Hi, oh that is right. Earlier this summer photobucket did a mass killing of free accounts and basically holding peoples images for ransom unless they pay $400.

I found an article from the Denver Post about what they did below.
I'll see if I can recover those image, but if not I can send a refund.

Denver-based Photobucket on Thursday said that a side business discovered by customers long ago is not sustainable. The company stuck to its new policy to charge up to $400 a year to people using Photobucket to host a large number of images.

“This path to a more sustainable business model allows us to develop an even more robust product to meet our customers’ needs,” Photobucket chief executive John Corpus said in a statement.

In late June, the company began charging $60 to $400 a year to customers who were using the site as essentially a hosting service. Users could store images on Photobucket and link to the images from message boards and other third-party websites. The service had previously been free and supported by ads.

But 75 percent of Photobucket’s costs originated from “non-paying users leveraging 3rd party hosting,” Corpus added. And it resulted in “zero revenue.”

As a business, the company turned the service into a paid feature and offered 500 gigabytes of storage and unlimited bandwidth for $399.99 per year, which allowed for “unlimited image linking and third-party hosting.” The cheaper $60-a-year plan allowed for 52 GB of storage but no third-party hosting.

The problem for affected users was that their photos disappeared online. They were replaced with images that asked the user to unlock their account because “3rd Party Hosting has been temporarily disabled.”
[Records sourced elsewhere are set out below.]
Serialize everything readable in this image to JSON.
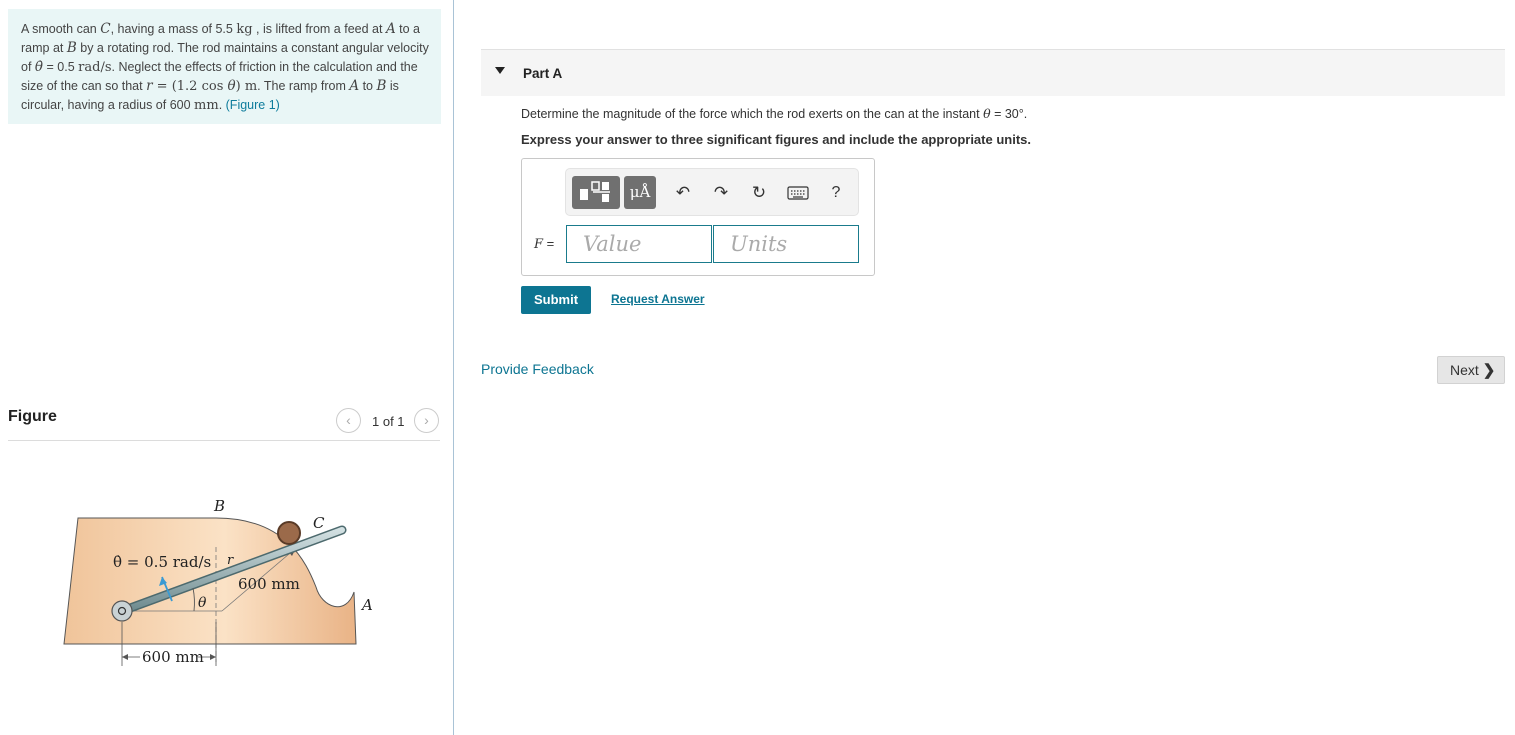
{
  "problem": {
    "s1": "A smooth can ",
    "s2": "C",
    "s3": ", having a mass of 5.5 ",
    "s4": "kg",
    "s5": " , is lifted from a feed at ",
    "s6": "A",
    "s7": " to a ramp at ",
    "s8": "B",
    "s9": " by a rotating rod. The rod maintains a constant angular velocity of ",
    "s10": "θ̇",
    "s11": " = 0.5 ",
    "s12": "rad/s",
    "s13": ". Neglect the effects of friction in the calculation and the size of the can so that ",
    "s14": "r",
    "s15": " = (1.2 cos ",
    "s16": "θ",
    "s17": ") m",
    "s18": ". The ramp from ",
    "s19": "A",
    "s20": " to ",
    "s21": "B",
    "s22": " is circular, having a radius of 600 ",
    "s23": "mm",
    "s24": ". ",
    "figure_link": "(Figure 1)"
  },
  "figure_panel": {
    "title": "Figure",
    "prev_icon": "‹",
    "next_icon": "›",
    "count": "1 of 1",
    "labels": {
      "B": "B",
      "C": "C",
      "A": "A",
      "r": "r",
      "theta": "θ",
      "omega": "θ̇ = 0.5 rad/s",
      "radius": "600 mm",
      "dim": "600 mm"
    }
  },
  "part": {
    "title": "Part A",
    "question_pre": "Determine the magnitude of the force which the rod exerts on the can at the instant ",
    "question_sym": "θ",
    "question_post": " = 30°.",
    "instruction": "Express your answer to three significant figures and include the appropriate units."
  },
  "toolbar": {
    "units_label": "μÅ",
    "undo": "↶",
    "redo": "↷",
    "reset": "↻",
    "help": "?"
  },
  "answer": {
    "label_sym": "F",
    "label_eq": " =",
    "value_placeholder": "Value",
    "units_placeholder": "Units"
  },
  "actions": {
    "submit": "Submit",
    "request": "Request Answer",
    "feedback": "Provide Feedback",
    "next": "Next",
    "next_chevron": "❯"
  }
}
Customers accused Photobucket of blackmail and being forced to pay a ransom. One user who wrote to The Denver Post said that he’s used Photobucket for nine years and posted 9,800 photos.
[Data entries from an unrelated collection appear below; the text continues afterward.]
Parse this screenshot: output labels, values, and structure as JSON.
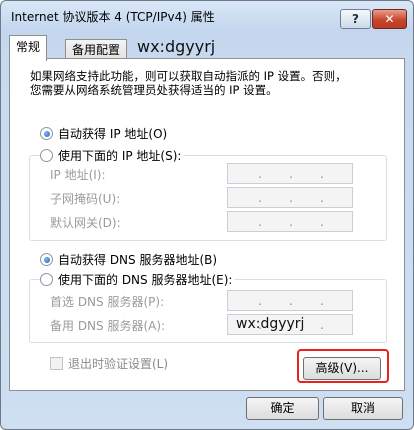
{
  "window": {
    "title": "Internet 协议版本 4 (TCP/IPv4) 属性",
    "help_label": "?",
    "close_label": "✕"
  },
  "tabs": [
    {
      "label": "常规",
      "active": true
    },
    {
      "label": "备用配置",
      "active": false
    }
  ],
  "watermark": "wx:dgyyrj",
  "info_text_line1": "如果网络支持此功能，则可以获取自动指派的 IP 设置。否则，",
  "info_text_line2": "您需要从网络系统管理员处获得适当的 IP 设置。",
  "ip_section": {
    "auto_label": "自动获得 IP 地址(O)",
    "manual_label": "使用下面的 IP 地址(S):",
    "selected": "auto",
    "fields": [
      {
        "label": "IP 地址(I):",
        "value": ""
      },
      {
        "label": "子网掩码(U):",
        "value": ""
      },
      {
        "label": "默认网关(D):",
        "value": ""
      }
    ]
  },
  "dns_section": {
    "auto_label": "自动获得 DNS 服务器地址(B)",
    "manual_label": "使用下面的 DNS 服务器地址(E):",
    "selected": "auto",
    "fields": [
      {
        "label": "首选 DNS 服务器(P):",
        "value": ""
      },
      {
        "label": "备用 DNS 服务器(A):",
        "value": ""
      }
    ]
  },
  "validate_label": "退出时验证设置(L)",
  "advanced_label": "高级(V)...",
  "ok_label": "确定",
  "cancel_label": "取消",
  "colors": {
    "highlight_border": "#e8231e",
    "radio_fill": "#1b5fb8",
    "disabled_text": "#9b9b9b"
  }
}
Photobucket said it let those users either subscribe to the new plan or migrate the photos off the site.

But that’s not enough for long-time users like K.P. Harrier, who has used Photobucket for nine years.
“As far as a ‘fair solution,’ I would say just unlock nine years of my photos, which were originally uploaded in GOOD FAITH, which are now a historic document of sorts, and, as I have already done, gone elsewhere for such new service,” Harrier said in an email. “…The bad publicity can’t be undone, but it can halfway be reduced.”
Photobucket, which started around 2003, became one of the nation’s largest photo-sharing sites in the early 2000s. During its dot-com heyday, the company was acquired by News Corp., which also owned Two years ago, the company said traffic to its site still hit about 60 million unique visitors per month.

After moving into mobile apps and home goods in recent years, the company made personal changes and replaced long-time chief executive Tom Munro in January 2016. Corpus, who joined Photobucket after it acquired his own social video site Milyoni, became CEO. At the time, the company employed 53 people mostly in Denver.

Update: This article was updated on July 7, 2017 to include a comment from a Photobucket user and to correct the name of a company News Corp. acquired.